Ils sortirent et commencèrent leur inspection de l’après-midi, au milieu des rayons encombrés de foule. Bourdoncle coulait vers lui des regards obliques, inquiet de cette énergie dernière, l’étudiant aux lèvres, pour y surprendre les moindres plis de douleur.

La vente, en effet, jetait son feu, dans un train d’enfer, dont la maison tremblait, d’une secousse de grand navire filant à pleine machine. Au comptoir de Denise, s’étouffait une cohue de mères, traînant des bandes de fillettes et de petits garçons, noyées sous les vêtements qu’on leur essayait. Le rayon avait sorti tous ses articles blancs, et c’était là, comme partout, une débauche de blanc, de quoi vêtir de blanc une troupe d’Amours frileux : des paletots en drap blanc, des robes en piqué, en nansouk, en cachemire blanc, des matelots et jusqu’à des zouaves blancs. Au milieu, pour le décor et bien que la saison ne fût pas venue, se trouvait un étalage de costumes de première communion, la robe et le voile de mousseline blanche, les souliers de satin blanc, une floraison jaillissante, légère, qui plantait là comme un bouquet énorme d’innocence et de ravissement candide. Madame Bourdelais, devant ses trois enfants, assis par rang de taille, Madeleine, Edmond, Lucien, se fâchait contre ce dernier, le plus petit, parce qu’il se débattait, tandis que Denise s’efforçait de lui passer une jaquette de mousseline de laine.

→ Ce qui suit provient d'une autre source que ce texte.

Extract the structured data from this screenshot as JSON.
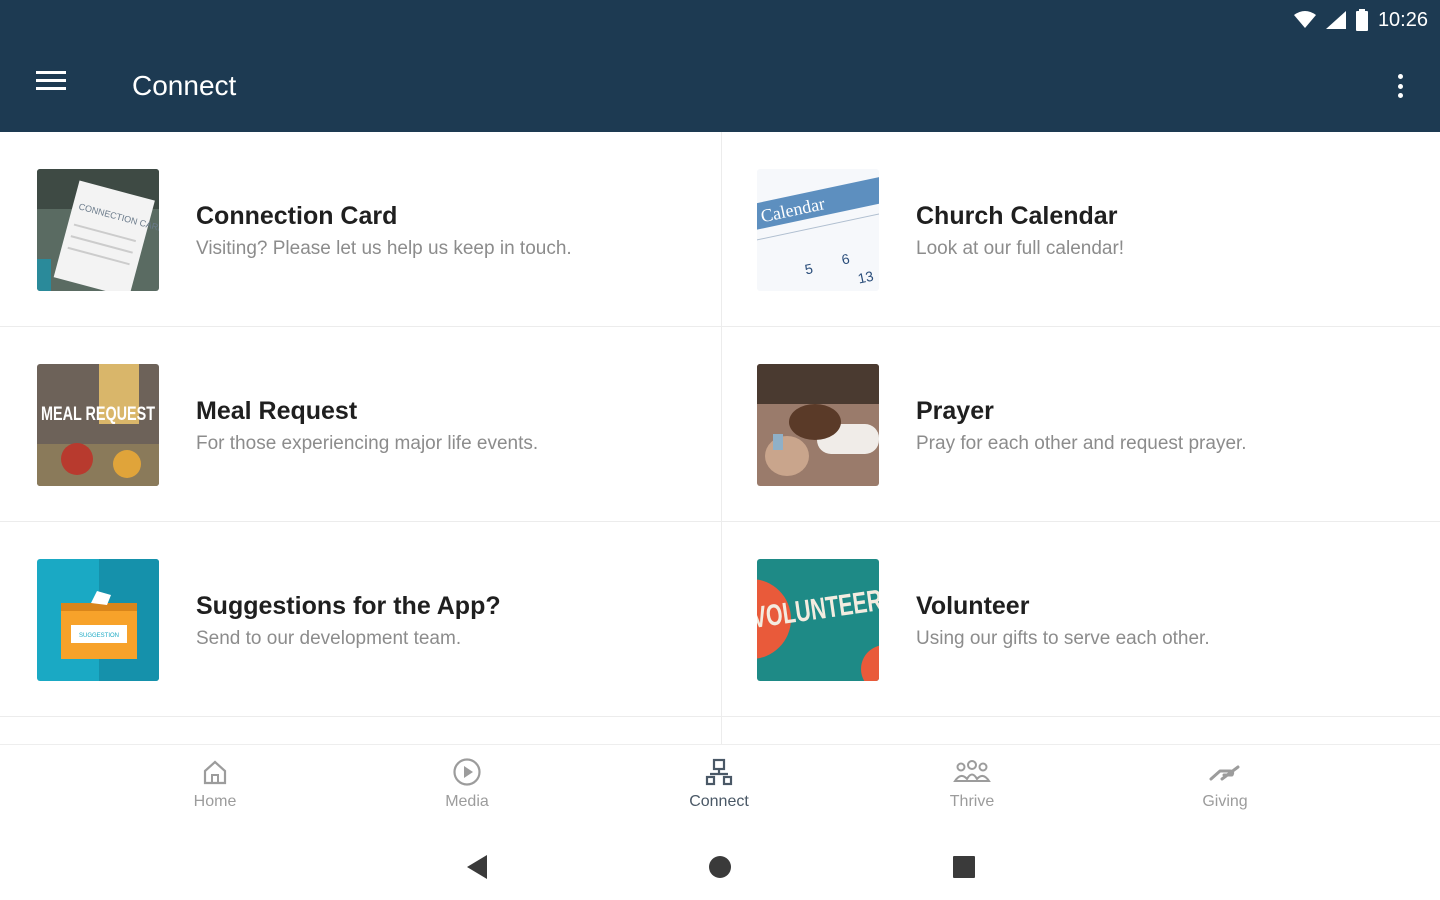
{
  "status_bar": {
    "time": "10:26"
  },
  "app_bar": {
    "title": "Connect",
    "menu_icon": "hamburger-menu-icon",
    "overflow_icon": "more-vert-icon"
  },
  "items": [
    {
      "title": "Connection Card",
      "subtitle": "Visiting? Please let us help us keep in touch.",
      "thumb_text": "CONNECTION CARD"
    },
    {
      "title": "Church Calendar",
      "subtitle": "Look at our full calendar!",
      "thumb_text": "Calendar"
    },
    {
      "title": "Meal Request",
      "subtitle": "For those experiencing major life events.",
      "thumb_text": "MEAL REQUEST"
    },
    {
      "title": "Prayer",
      "subtitle": "Pray for each other and request prayer."
    },
    {
      "title": "Suggestions for the App?",
      "subtitle": "Send to our development team.",
      "thumb_text": "SUGGESTION"
    },
    {
      "title": "Volunteer",
      "subtitle": "Using our gifts to serve each other.",
      "thumb_text": "VOLUNTEERS NEEDED"
    }
  ],
  "bottom_nav": [
    {
      "label": "Home",
      "icon": "home-icon"
    },
    {
      "label": "Media",
      "icon": "play-circle-icon"
    },
    {
      "label": "Connect",
      "icon": "connect-icon",
      "active": true
    },
    {
      "label": "Thrive",
      "icon": "people-icon"
    },
    {
      "label": "Giving",
      "icon": "giving-hand-icon"
    }
  ],
  "colors": {
    "app_bar": "#1d3a52",
    "active_tab": "#4a5866",
    "inactive_tab": "#9c9c9c"
  }
}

— Tiens-toi donc tranquille !… Vous ne pensez pas, mademoiselle, qu’elle soit un peu étroite ?

Et, avec son regard clair de femme qu’on ne trompe pas, elle étudiait l’étoffe, jugeait la façon, retournait les coutures.

— Non, elle va bien, reprit-elle. C’est toute une affaire, quand il faut habiller ce petit monde… Maintenant, il me faudrait un manteau pour cette grande fille.